By parametric curve in the plane, we mean a pair of equations $x=f(t)$ and $y=g(t)$ for $t$ in some interval $I$. A vector-valued function in the plane is a function $\mathbf{r}(t)$ that associates a vector in the plane with each value of $t$ in its domain. Such a vector valued function can always be written in component form as follows,

$$\mathbf{r}(t) = f(t) \mathbf{i} + g(t) \mathbf{j}$$

where $f$ and $g$ are functions defined on some interval $I$. From our definition of a parametric curve, it should be clear that you can always associate a parametric curve with a vector-valued function by just considering the curve traced out by the head of the vector.

Defining parametric curves and vector valued functions simply in Maple

The easiest way to define a vector function or a parametric curve is to use the Maple list notaion with square brackets[]. Strictly speaking, this does not define something that Maple recognizes as a vector, but it will work with all of the commands you need for this lab.
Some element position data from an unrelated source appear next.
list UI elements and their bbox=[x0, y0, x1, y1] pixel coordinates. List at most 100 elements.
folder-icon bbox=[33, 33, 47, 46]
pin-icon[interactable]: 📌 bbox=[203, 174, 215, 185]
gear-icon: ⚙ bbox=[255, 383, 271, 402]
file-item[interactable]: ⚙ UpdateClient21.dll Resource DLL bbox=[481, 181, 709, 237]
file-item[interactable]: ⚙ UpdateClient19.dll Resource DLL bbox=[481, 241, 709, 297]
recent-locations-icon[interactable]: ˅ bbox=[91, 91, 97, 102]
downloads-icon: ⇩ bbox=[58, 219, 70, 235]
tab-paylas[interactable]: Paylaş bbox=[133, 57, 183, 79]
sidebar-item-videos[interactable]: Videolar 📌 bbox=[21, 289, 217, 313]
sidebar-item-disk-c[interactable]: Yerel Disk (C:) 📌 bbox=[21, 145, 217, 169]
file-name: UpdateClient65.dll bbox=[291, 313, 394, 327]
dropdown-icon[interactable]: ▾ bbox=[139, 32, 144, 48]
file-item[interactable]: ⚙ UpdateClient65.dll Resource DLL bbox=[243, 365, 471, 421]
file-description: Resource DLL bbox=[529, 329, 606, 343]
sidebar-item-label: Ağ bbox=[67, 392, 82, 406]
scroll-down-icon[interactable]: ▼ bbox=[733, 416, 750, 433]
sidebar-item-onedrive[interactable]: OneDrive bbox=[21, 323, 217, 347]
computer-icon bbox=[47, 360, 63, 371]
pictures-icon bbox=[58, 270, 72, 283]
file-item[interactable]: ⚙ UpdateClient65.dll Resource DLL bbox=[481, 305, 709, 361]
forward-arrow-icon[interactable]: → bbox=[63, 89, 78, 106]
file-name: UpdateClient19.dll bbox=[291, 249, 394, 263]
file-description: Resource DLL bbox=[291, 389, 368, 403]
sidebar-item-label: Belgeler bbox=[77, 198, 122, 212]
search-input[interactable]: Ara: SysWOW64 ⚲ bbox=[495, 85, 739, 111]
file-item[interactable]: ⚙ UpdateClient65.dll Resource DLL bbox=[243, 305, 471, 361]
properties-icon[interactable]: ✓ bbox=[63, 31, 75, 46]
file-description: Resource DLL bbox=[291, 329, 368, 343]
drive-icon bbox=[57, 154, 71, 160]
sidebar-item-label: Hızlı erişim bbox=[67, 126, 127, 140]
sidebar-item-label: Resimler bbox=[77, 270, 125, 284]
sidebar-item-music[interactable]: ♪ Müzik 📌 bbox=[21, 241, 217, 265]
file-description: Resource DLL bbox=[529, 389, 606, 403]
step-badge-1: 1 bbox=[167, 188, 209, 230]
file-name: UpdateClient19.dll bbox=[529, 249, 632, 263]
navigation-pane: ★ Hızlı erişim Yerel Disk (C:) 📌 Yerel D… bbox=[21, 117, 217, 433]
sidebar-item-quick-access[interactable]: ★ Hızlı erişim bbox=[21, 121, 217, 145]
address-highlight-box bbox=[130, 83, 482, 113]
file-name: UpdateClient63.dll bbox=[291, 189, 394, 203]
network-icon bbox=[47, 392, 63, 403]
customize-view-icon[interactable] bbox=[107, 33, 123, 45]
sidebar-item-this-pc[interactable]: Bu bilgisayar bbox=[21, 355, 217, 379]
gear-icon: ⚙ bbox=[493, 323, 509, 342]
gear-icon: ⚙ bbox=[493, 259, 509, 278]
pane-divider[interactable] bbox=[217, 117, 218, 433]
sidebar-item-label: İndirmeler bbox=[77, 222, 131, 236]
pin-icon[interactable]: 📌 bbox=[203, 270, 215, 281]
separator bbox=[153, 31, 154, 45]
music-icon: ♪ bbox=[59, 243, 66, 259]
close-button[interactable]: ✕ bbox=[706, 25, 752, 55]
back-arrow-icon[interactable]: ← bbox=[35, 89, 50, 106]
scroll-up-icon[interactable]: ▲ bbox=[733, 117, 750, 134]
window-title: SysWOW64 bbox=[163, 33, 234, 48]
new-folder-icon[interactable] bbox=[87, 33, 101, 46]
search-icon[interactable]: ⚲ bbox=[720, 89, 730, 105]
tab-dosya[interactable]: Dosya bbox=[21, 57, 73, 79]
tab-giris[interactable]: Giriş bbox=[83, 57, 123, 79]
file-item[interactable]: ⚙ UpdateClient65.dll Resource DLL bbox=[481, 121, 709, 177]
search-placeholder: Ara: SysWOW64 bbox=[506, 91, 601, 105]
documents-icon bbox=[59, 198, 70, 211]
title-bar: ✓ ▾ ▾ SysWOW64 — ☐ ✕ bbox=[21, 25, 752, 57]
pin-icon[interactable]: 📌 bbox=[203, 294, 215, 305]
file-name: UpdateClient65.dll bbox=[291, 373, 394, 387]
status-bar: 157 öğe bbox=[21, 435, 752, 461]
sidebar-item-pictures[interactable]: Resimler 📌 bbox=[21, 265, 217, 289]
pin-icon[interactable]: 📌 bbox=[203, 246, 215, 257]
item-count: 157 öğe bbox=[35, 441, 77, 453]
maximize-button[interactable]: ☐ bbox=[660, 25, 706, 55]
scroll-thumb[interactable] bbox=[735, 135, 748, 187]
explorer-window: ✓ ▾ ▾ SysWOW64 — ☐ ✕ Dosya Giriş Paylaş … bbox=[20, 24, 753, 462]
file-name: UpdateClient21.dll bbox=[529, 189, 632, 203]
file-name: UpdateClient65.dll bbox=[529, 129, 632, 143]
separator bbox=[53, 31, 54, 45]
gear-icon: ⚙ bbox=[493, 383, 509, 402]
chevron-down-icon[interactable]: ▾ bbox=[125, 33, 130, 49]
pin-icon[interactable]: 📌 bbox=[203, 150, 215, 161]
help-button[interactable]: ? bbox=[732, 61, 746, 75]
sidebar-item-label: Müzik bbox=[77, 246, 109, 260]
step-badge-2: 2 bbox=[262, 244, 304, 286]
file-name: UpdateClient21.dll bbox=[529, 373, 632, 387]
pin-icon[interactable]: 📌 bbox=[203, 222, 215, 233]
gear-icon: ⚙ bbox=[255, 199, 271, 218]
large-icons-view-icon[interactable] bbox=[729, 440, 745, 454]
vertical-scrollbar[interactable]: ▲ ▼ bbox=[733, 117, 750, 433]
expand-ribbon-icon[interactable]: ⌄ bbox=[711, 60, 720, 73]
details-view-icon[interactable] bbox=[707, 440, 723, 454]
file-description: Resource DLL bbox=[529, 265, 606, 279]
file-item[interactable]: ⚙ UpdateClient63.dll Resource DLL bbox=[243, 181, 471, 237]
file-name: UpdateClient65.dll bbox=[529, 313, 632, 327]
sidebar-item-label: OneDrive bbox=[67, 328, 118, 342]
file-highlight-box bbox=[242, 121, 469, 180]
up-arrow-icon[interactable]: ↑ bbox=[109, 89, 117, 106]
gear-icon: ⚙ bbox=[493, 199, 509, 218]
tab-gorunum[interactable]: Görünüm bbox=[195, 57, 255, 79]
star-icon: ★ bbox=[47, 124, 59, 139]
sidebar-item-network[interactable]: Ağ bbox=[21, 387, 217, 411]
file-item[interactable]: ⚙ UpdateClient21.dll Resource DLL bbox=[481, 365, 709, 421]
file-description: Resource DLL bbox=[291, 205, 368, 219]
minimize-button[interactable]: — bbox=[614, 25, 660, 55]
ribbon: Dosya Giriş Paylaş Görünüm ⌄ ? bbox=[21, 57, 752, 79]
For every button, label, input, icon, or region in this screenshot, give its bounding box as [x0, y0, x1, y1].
>f:=t->[2*cos(t),2*sin(t)];

You can evaluate this function at any value of t in the usual way.

>f(0);

This is how to access a single component. You would use f(t)[2] to get the second component.

>f(t)[1]

Plotting and animating curves in the plane

The ParamPlot command is in the CalcP package so you have to load it first. If you get an error from this command, ask for help right away.

>with(CalcP7);

The ParamPlot command produces an animated plot. To see the animation, execute the command and then click on the plot region below to make the controls appear in the Context Bar just above the worksheet window.

>g:=t->[t,t^2];
>ParamPlot(g(t),t=-2..2);

You can use the VPlot command as shown below. Note that this command does not show the direction of the plot with respect to t.
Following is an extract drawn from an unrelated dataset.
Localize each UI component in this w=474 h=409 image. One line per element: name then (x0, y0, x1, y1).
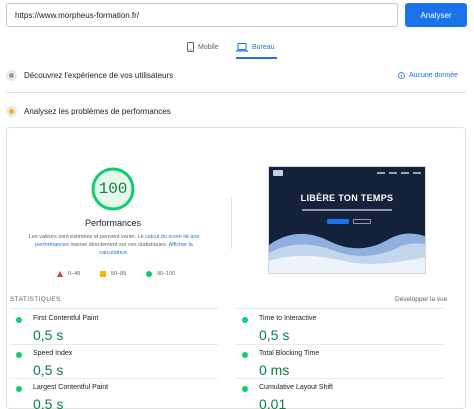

>VPlot([t^2,t^3-t],t=-1.5..1.5);

Derivatives and the slope

The graph of a parametric curve may not have a slope at every point on the curve. When the slope exists, it must be given by the formula from class.

$$\frac{dy}{dx} = \frac{\frac{dy}{dt}}{\frac{dx}{dt}}$$

It is clear that this formula doesn't make sense if $$\frac{dx}{dt}= 0$$ at some particular value of $t$. If $$\frac{dy}{dt} \neq 0$$ at that same value of $t$, then it turns out the graph has a vertical tangent at that point. If both $$\frac{dx}{dt}$$ and $$\frac{dy}{dt}$$ are zero at some value of $t$, then the curve often doesn't have a tangent line at that point. What you see instead is a sharp corner, called a cusp. To find the derivative of each component of the parametric equation remember to use the [ ] at the end of the command. $\frac{dy}{dt}$ is:

>diff(g(t),t)[2];

$\frac{dx}{dt}$ is:

>diff(g(t),t)[1];

To get the derivative, divide the two: $\frac{dy}{dx}$ is:

>m:=diff(g(t),t)[1]/diff(g(t),t)[2];

Exercises

1. Enter the following two parametrization as functions.
   
   $$r_1(t)=(5\cos(t)+\cos(5t)){\bf i}+(5\sin(t)-\sin(5t)){\bf j}$$
   
   
   
   
   $$r_2(t)=4\cos(3t){\bf i}+4\sin(2t){\bf j}$$
   
   
   For $0 \leq t \leq 2\pi$ animate the two functions then animate them agaim after doubling the angles.Describe what effect doubling the angle has on the animation.

2. Enter the curve $\mathbf{j}(t) = (3t-1)\mathbf{i} + (2t^3-4)\mathbf{j}$

   A)

   For $-1 \leq t \leq 1$, plot the graph of $\mathbf{j}(t)$.

   B)

   Calculate the slope of $\mathbf{j}(t)$.

   C)

   Calculate the point at $t = 0$ and calculate the slope at the same t.

   D)

   Calculate the point at $t = \frac{1}{3}$ and calculate the slope at the same t.

3. Enter the parametric equation $\mathbf{g}(t) = -\cos(t) {\bf i} + t\sin(t)^2 {\bf j}$.

   A)

   Plot the parameterization on the domain $-2\pi \leq t \leq 2\pi$

   B)

   find $\frac{dy}{dx}$

   C)

   Plot the numerator of the slope ($\frac{dy}{dt}$) - use the regular plot command.Then plot the denominator of the slope ($\frac{dx}{dt}$).

   D)

   Keeping your work clearly organized - use fsolve commands to find where the numerator equals zero.Then find where the denominator equals zero. (The plots from part C should tell you how many solutions to look for)

   E)

   At what t-values are there horizontal tangents?

   F)

   At what t-values are there vertical tangents?

   G)

   At what t-values are there cusps?